Data Warehouse (DW) and Online Analytical Processing (OLAP) technologies are the core of current Decision Support Systems. Traditionally, a data warehouse has been a historical (and relatively static) repository of data collected from a wide variety of heterogeneous data sources by means of Extraction-Transformation-Loading (ETL) processes. The widespread deployment of both DWs and OLAP technologies is due to the intuitive representation of data provided to data analysts or managers in support of management decisions. Recently, the trend is that DWs become more and more dynamic, with near-real-time updates, and include more complex types of data.

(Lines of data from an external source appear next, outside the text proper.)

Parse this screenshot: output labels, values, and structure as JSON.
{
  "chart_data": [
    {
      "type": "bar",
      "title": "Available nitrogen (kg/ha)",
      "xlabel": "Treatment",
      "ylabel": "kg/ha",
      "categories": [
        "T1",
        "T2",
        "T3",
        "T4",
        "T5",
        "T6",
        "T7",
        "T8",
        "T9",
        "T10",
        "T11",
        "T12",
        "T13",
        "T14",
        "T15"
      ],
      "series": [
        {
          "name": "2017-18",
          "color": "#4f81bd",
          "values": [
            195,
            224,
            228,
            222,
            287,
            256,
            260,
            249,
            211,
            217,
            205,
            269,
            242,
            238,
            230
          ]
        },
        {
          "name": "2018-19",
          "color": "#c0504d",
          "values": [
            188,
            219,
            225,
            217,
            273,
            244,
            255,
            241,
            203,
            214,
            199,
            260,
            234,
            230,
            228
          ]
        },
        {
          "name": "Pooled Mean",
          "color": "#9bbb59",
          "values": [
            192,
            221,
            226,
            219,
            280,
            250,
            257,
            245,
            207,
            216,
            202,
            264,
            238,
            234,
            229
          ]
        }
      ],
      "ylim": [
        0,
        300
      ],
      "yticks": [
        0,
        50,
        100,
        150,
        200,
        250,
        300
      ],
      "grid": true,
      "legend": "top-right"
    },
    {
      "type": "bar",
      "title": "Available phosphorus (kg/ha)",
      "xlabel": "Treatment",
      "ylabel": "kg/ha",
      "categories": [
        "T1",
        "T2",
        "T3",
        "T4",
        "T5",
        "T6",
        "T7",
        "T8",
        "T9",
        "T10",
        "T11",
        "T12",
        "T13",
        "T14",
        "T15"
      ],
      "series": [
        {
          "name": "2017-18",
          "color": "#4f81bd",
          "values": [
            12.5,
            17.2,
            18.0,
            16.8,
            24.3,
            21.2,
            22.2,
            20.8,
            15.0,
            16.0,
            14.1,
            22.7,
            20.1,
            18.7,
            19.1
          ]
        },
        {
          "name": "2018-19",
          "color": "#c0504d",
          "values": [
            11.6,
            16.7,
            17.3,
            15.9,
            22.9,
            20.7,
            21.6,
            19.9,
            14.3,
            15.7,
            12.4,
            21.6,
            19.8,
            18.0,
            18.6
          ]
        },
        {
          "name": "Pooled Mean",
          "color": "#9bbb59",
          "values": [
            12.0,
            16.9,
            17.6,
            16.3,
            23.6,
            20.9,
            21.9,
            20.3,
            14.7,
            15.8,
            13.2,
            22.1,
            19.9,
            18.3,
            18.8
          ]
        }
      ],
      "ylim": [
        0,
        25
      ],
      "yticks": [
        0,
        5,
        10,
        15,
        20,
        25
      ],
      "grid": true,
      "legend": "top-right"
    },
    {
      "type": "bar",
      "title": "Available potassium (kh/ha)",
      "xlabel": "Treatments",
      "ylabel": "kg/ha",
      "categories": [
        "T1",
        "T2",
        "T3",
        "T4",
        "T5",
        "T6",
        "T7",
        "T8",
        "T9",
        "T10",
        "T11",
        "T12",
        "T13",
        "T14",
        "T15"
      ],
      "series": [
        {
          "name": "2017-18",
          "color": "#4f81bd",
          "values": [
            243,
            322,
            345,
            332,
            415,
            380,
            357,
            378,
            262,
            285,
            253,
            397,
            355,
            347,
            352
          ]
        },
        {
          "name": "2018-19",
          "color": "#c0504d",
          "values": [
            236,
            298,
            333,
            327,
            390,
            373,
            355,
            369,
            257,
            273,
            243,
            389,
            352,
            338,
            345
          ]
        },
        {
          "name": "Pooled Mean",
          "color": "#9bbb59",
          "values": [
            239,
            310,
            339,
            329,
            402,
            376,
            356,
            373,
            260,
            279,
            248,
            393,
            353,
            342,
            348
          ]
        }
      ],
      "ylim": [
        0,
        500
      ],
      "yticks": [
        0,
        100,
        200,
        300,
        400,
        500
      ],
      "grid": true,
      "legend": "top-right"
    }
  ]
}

Research in data warehousing and OLAP has produced important technologies for the design, management and use of information systems for decision support. Much of the interest and success in this area can be attributed to the need for software and tools to improve data management and analysis given the large amounts of information that are being accumulated in corporate as well as scientific databases. Nevertheless, the high maturity of these technologies as well as new data and applications needs not only demand more capacity, but also new methods, models, techniques, or architectures to satisfy these new needs. Some of the hot topics in data warehouse research include distributed data warehouses, web warehouses, data streams, real-time data warehouses, GIS/location-based services, 2 biomedical data, integration of semi-structured and unstructured data, security/privacy and quality management.
DOLAP accepts submissions on data warehousing in a broad sense from both universities and industry. We are expanding topics to include work that bridges data warehousing and other large scale data processing platforms. This year, we encourage submissions from industry data warehouse technology developers describing technical details about their products as well as companies exploiting data warehousing technology describing case studies, experiences and technology limitations.